We meet Don Juan exposed except for a strategically placed helmet, cavorting with naked women during the last days of the war and raising a cheer to “Life! Love! Lust!” He’s about to find that he’s not what he used to be, and neither is Berlin. As one woman observes of the chaos and cruelty around her, “Where are the occupiers? We are doing this to ourselves.” In the midst of partying, Don Juan suffers an attack of “soldier’s heart” and is taken to a hospital, where he’s stabbed by an irate mother, and he carries that literal wound through the rest of the play.
The heavy burden of the don’s woes is carried by David Whalen, well known to Pittsburgh theatergoers from a wide range of roles, most recently as a butler in PICT’s “Lady Windermere’s Fan.” That was upstairs in the Stephen Foster Memorial’s Charity Randall Theatre, where he was wrapped in the finery of Victorian England. “Don Juan Comes Home From the War” is downstairs, at the in-your-face Henry Heymann intimate space and here Mr. Whalen gets down and dirty.
The playwright and director Alan Stanford have called on the actor to stroll deep into the dark side of a narcissist’s psyche while taking a beating. Don Juan is slapped around by nuns and humiliated by prostitutes. It’s fascinating but uncomfortable to bear witness to the actor as he throws himself full tilt into a character capable of hurling expletives at God in one moment and declaring his eagerness to repent in the next.
The six actresses who transform into numerous roles challenge Don Juan as he seeks the girl he jilted, the one who might have saved him from himself.
The most affecting encounter is between Don Juan and a woman from his past, now a widowed mother who is dressed as Rosie the Riveter and about to lose her job to returning soldiers. Played by the estimable Nike Doukas, she alone seems to make a dent in his hardened heart. She has a young daughter (Karen Baum) to care for and despite her own troubles, she offers the promise of a little kindness. For this woman he recalls as a lovely figure skater, Don Juan will try to be good — or will he?
Lissa Brennan makes four transformations in the course of the play, including as a nurse desperate to use Don Juan after years of forced abstinence and who, with a fellow prostitute (Melinda Helfrich), degrades him for a money-making scheme. Gayle Pazerski also does quadruple duty, and Catherine Moore hits the mark as an authoritative landlady and abbess.
The episodic journey occurs in fits and starts on a diamond-shaped stage littered with props and against a tiled backdrop with “auf Wiedersehen” scrawled across it. Set changes are accomplished by the actors in awkwardly paced slow motion, and it took several minutes to get to the second scene as water from a bathtub emptied slowly through a grating in the floor. Let’s hope that will get tighter as the play progresses. Costumes run the gamut from fully realized to conceptual, although there is no mistaking the “Flying Nun”-style cornettes worn by the nuns.

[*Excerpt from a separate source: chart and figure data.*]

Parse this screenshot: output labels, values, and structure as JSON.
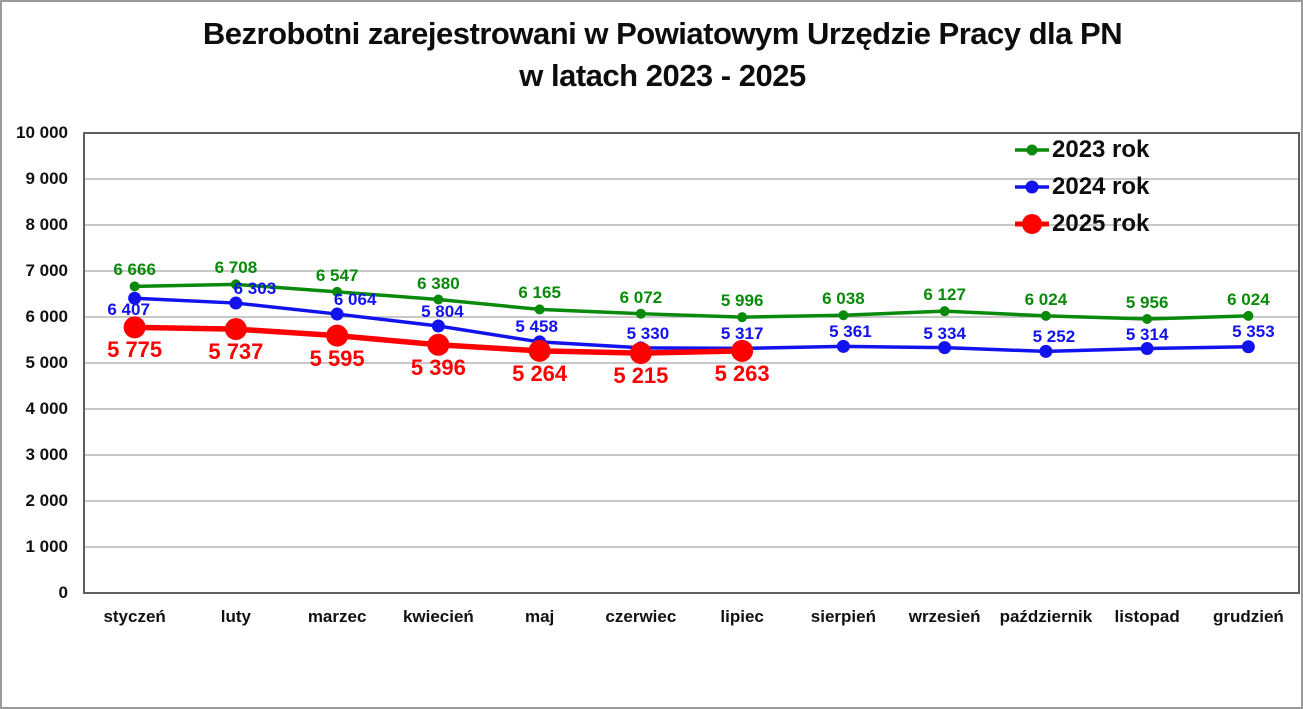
{
  "title": {
    "line1": "Bezrobotni zarejestrowani w Powiatowym Urzędzie Pracy dla PN",
    "line2": "w latach 2023 - 2025"
  },
  "chart_data": {
    "type": "line",
    "categories": [
      "styczeń",
      "luty",
      "marzec",
      "kwiecień",
      "maj",
      "czerwiec",
      "lipiec",
      "sierpień",
      "wrzesień",
      "październik",
      "listopad",
      "grudzień"
    ],
    "series": [
      {
        "name": "2023 rok",
        "color": "#0a8a0a",
        "values": [
          6666,
          6708,
          6547,
          6380,
          6165,
          6072,
          5996,
          6038,
          6127,
          6024,
          5956,
          6024
        ]
      },
      {
        "name": "2024 rok",
        "color": "#1212ee",
        "values": [
          6407,
          6303,
          6064,
          5804,
          5458,
          5330,
          5317,
          5361,
          5334,
          5252,
          5314,
          5353
        ]
      },
      {
        "name": "2025 rok",
        "color": "#fe0000",
        "values": [
          5775,
          5737,
          5595,
          5396,
          5264,
          5215,
          5263
        ]
      }
    ],
    "ylim": [
      0,
      10000
    ],
    "ytick_step": 1000,
    "ytick_labels": [
      "0",
      "1 000",
      "2 000",
      "3 000",
      "4 000",
      "5 000",
      "6 000",
      "7 000",
      "8 000",
      "9 000",
      "10 000"
    ],
    "grid": true,
    "legend_position": "top-right",
    "data_labels": "on",
    "gridline_color": "#a8a8a8",
    "axis_color": "#5f5f5f"
  }
}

Former PICT artistic director Andrew Paul chose “Don Juan Comes Back From the War” as part of PICT’s “Season of Scandal,” and this play piles onto the theme by including the ravages of war on the losing side. It’s a provocative, disturbing way to spend two hours without intermission, and when the end arrives, you’re not off the hook. You’ll be interpreting the final scene as you make your way up and out of the darkness.